Evaluating solutions
There are a number of CDP software vendors in the marketplace. The list is likely to keep growing as this software category evolves and increases in popularity. There are many factors to consider when evaluating a CDP. The first step is to understand what the business challenge is and how a CDP will help with that.
Treller advises that there are number of questions to keep in mind throughout an evaluation. Which include:
- Do you have a cohesive data strategy at the moment?
- Where do you collect the data from?
- Do you give your customers the opportunity to consent on what you do with their data?
- What other systems do you need to collect and share the data?
- Do you have an organisation-wide roadmap or siloes?
Undertaking a proof of concept (POC) project, incorporating an hands-on evaluation of the various products, may be extremely useful. Many of the cloud-based CDP vendors provide a 1-month free trial of their products, allowing you to test their capabilities. The biggest challenge in implementing a CDP, however, according to Treller is the fact that most organisations use multiple systems and platforms to collect customer data.

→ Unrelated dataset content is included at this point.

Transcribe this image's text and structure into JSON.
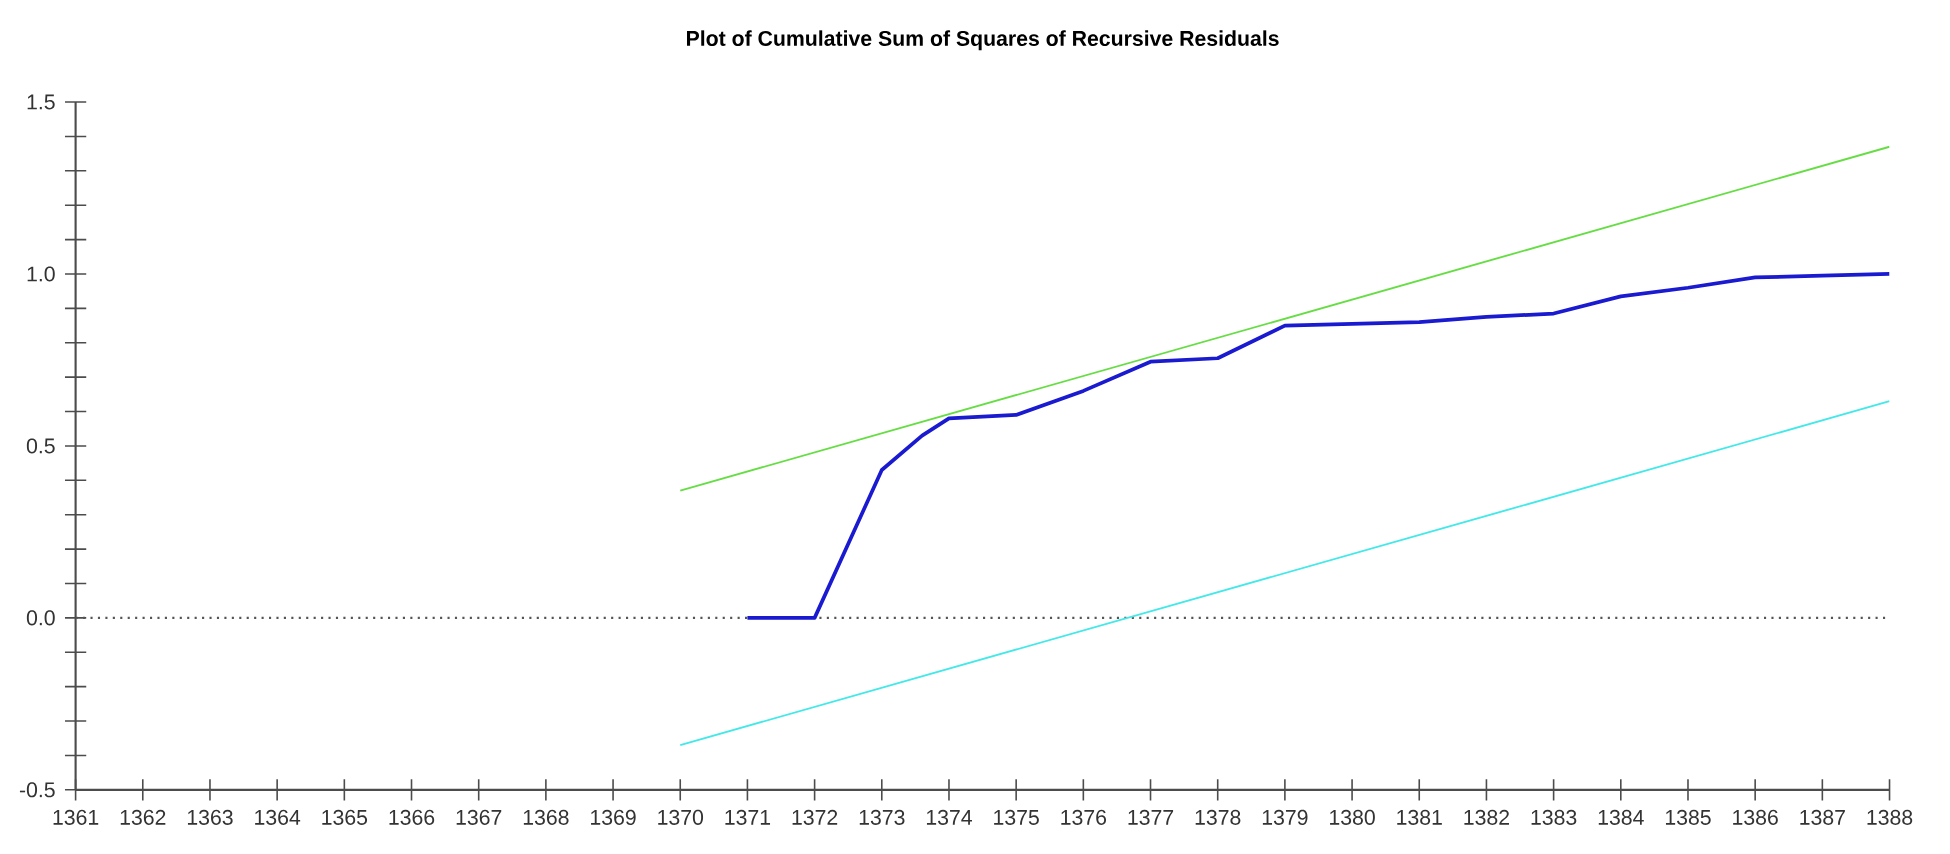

He advises, “It’s important that the platform you select provides the tools to seamlessly onboard and integrate all of these many sources of data, including those that have no code interfaces, flexible domain models, dynamic segmentation, audience management or key performance indicators”.
Customer data platforms (CDPs) are gaining in popularity
because of the value that they can bring to an organisation. A CDP assists organisations
to understand their customers since it creates a truthful and unified view on
customer behaviour and their transactions. It achieves this because the data is
being cleansed, deduped, modelled and stored in one place and not fragmented
across silos and different departments.